Recall por cumprir pode dar chumbo na IPO a partir de 1 de março

A partir de 1 de março de 2026, os veículos com ações de recolha da respetiva marca (recall) por cumprir poderão reprovar na Inspeção Periódica Obrigatória (IPO).

A regra resulta de orientação do Instituto da Mobilidade e dos Transportes (IMT): sempre que exista um recall sinalizado como não realizado, o veículo poderá ser reprovado, com enquadramento em deficiência grave (tipo 2) ou muito grave (tipo 3), consoante a gravidade indicada pelo fabricante.

Uma ação de recolha surge quando os construtores detetam, após a comercialização, uma falha que pode ter impacto na segurança ou noutros aspetos do veículo. O problema é que muitos proprietários acabam por não ser informados, seja por mudanças de morada, mudança de titularidade ou simples falhas nos métodos tradicionais de contacto.

O que muda nos centros de inspeção

Com este novo procedimento, os Centros de Inspeção Técnica de Veículos (CITV) passam a verificar formalmente se existem recalls pendentes associados ao veículo. Havendo uma ação por cumprir, a inspeção pode resultar em reprovação. Nos casos em que a ocorrência seja classificada como muito grave (tipo 3), o veículo poderá ficar com a circulação fortemente condicionada, podendo apenas deslocar-se para reparação e para a reinspecção necessária à validação da correção.

Verificação antes da IPO

Para reduzir o risco de surpresa, é essencial que o proprietário verifique previamente se a viatura tem ações pendentes. Caso exista um recall ativo, o passo seguinte é contactar a rede oficial da marca e agendar a intervenção, sendo que, por regra, as reparações associadas a recalls não têm custos para o cliente.

Posição da APDCA: o recall deve estar acessível via DUA e QR Code

Antes de mais, a APDCA sublinha a importância de que todas as ações que visem a segurança sejam efetivamente executadas.
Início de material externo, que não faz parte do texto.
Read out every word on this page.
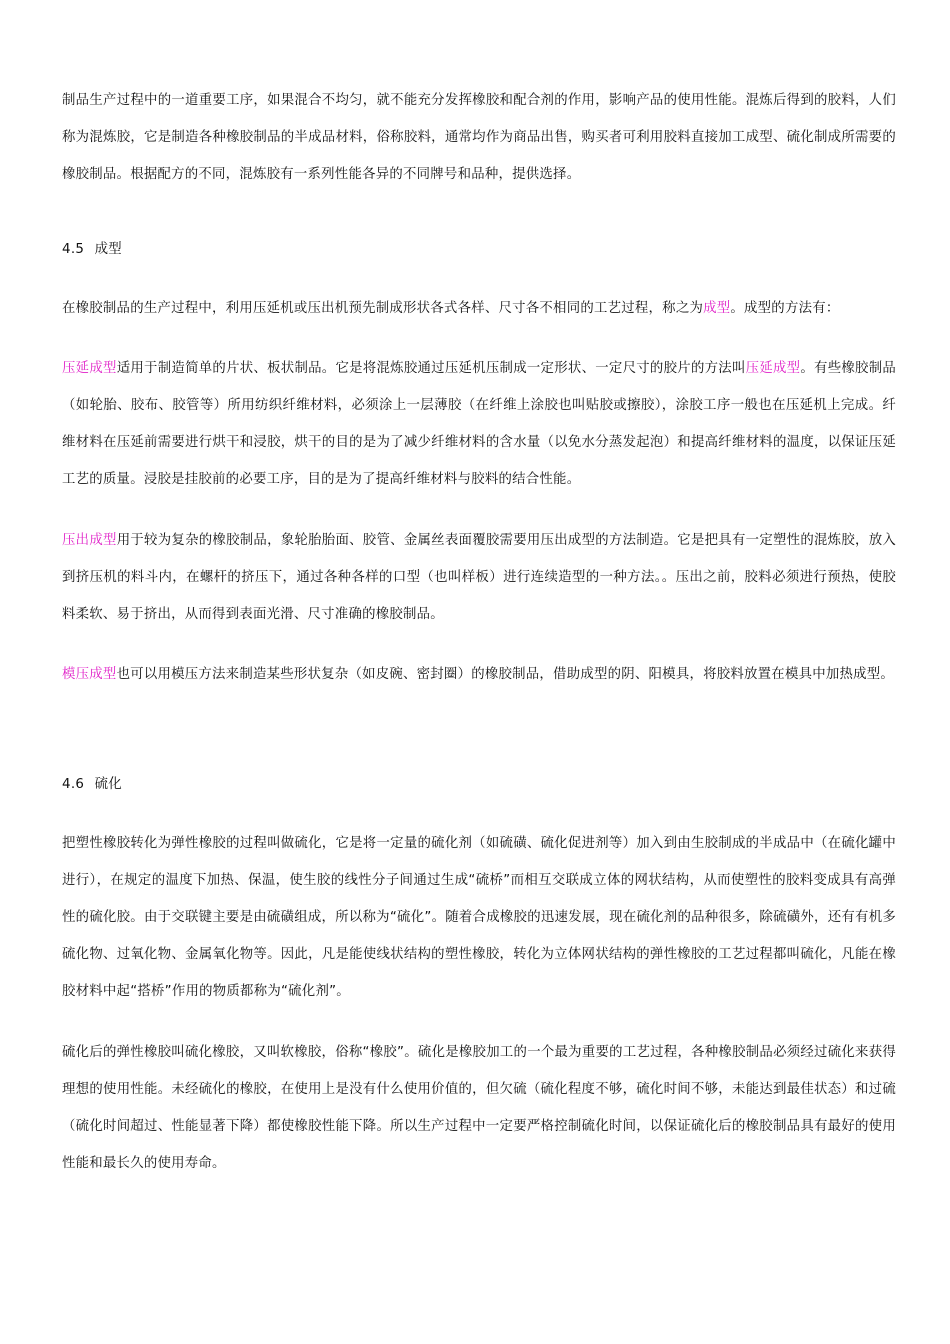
制品生产过程中的一道重要工序，如果混合不均匀，就不能充分发挥橡胶和配合剂的作用，影响产品的使用性能。混炼后得到的胶料，人们称为混炼胶，它是制造各种橡胶制品的半成品材料，俗称胶料，通常均作为商品出售，购买者可利用胶料直接加工成型、硫化制成所需要的橡胶制品。根据配方的不同，混炼胶有一系列性能各异的不同牌号和品种，提供选择。

4.5 成型

在橡胶制品的生产过程中，利用压延机或压出机预先制成形状各式各样、尺寸各不相同的工艺过程，称之为成型。成型的方法有：

压延成型适用于制造简单的片状、板状制品。它是将混炼胶通过压延机压制成一定形状、一定尺寸的胶片的方法叫压延成型。有些橡胶制品（如轮胎、胶布、胶管等）所用纺织纤维材料，必须涂上一层薄胶（在纤维上涂胶也叫贴胶或擦胶），涂胶工序一般也在压延机上完成。纤维材料在压延前需要进行烘干和浸胶，烘干的目的是为了减少纤维材料的含水量（以免水分蒸发起泡）和提高纤维材料的温度，以保证压延工艺的质量。浸胶是挂胶前的必要工序，目的是为了提高纤维材料与胶料的结合性能。

压出成型用于较为复杂的橡胶制品，象轮胎胎面、胶管、金属丝表面覆胶需要用压出成型的方法制造。它是把具有一定塑性的混炼胶，放入到挤压机的料斗内，在螺杆的挤压下，通过各种各样的口型（也叫样板）进行连续造型的一种方法。。压出之前，胶料必须进行预热，使胶料柔软、易于挤出，从而得到表面光滑、尺寸准确的橡胶制品。

模压成型也可以用模压方法来制造某些形状复杂（如皮碗、密封圈）的橡胶制品，借助成型的阴、阳模具，将胶料放置在模具中加热成型。

4.6 硫化

把塑性橡胶转化为弹性橡胶的过程叫做硫化，它是将一定量的硫化剂（如硫磺、硫化促进剂等）加入到由生胶制成的半成品中（在硫化罐中进行），在规定的温度下加热、保温，使生胶的线性分子间通过生成“硫桥”而相互交联成立体的网状结构，从而使塑性的胶料变成具有高弹性的硫化胶。由于交联键主要是由硫磺组成，所以称为“硫化”。随着合成橡胶的迅速发展，现在硫化剂的品种很多，除硫磺外，还有有机多硫化物、过氧化物、金属氧化物等。因此，凡是能使线状结构的塑性橡胶，转化为立体网状结构的弹性橡胶的工艺过程都叫硫化，凡能在橡胶材料中起“搭桥”作用的物质都称为“硫化剂”。

硫化后的弹性橡胶叫硫化橡胶，又叫软橡胶，俗称“橡胶”。硫化是橡胶加工的一个最为重要的工艺过程，各种橡胶制品必须经过硫化来获得理想的使用性能。未经硫化的橡胶，在使用上是没有什么使用价值的，但欠硫（硫化程度不够，硫化时间不够，未能达到最佳状态）和过硫（硫化时间超过、性能显著下降）都使橡胶性能下降。所以生产过程中一定要严格控制硫化时间，以保证硫化后的橡胶制品具有最好的使用性能和最长久的使用寿命。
A Associação defende ainda que o Documento Único Automóvel (DUA) deve assumir uma natureza única e dinâmica, sendo atualizado informaticamente sempre que exista qualquer alteração registada no veículo, incluindo, por exemplo:

• estado dos recalls (existência/pendência/regularização);
• averbamentos e alterações técnicas legalmente registadas (ex.: películas, jantes, entre outros);
• alteração de titularidade.

Na prática, o DUA pode ser único para toda a vida útil do veículo: não muda o documento “em si”, mudam os dados na base de dados, com acesso para consulta através do QR Code, inclusive para os proprietários.

Acesso digital seguro para proprietários e entidades competentes

A APDCA defende que todas as atualizações, incluindo as mencionadas ações de recall devem estar disponíveis através de um acesso digital seguro, preferencialmente via Plataforma Automóvel Online e aplicação móvel dedicada, acessível:

• ao proprietário (e, com mecanismos adequados, também a potenciais futuros proprietários);
• às entidades competentes, quando legalmente aplicável.

Vantagens da emissão única do DUA

A APDCA identifica benefícios concretos de um DUA único, digital e permanentemente atualizado:
• Redução de custos administrativos associados à emissão física de novos documentos;
• Evita a duplicação documental, que pode permitir que um mesmo proprietário mantenha em sua posse vários DUAs válidos referentes ao mesmo veículo;
• Reforço do combate à fraude, impedindo práticas ilícitas com base em documentos desatualizados;
• Simplificação e modernização dos processos de registo e atualização permanente de dados;
• Maior segurança jurídica para todos os intervenientes nas transações automóveis.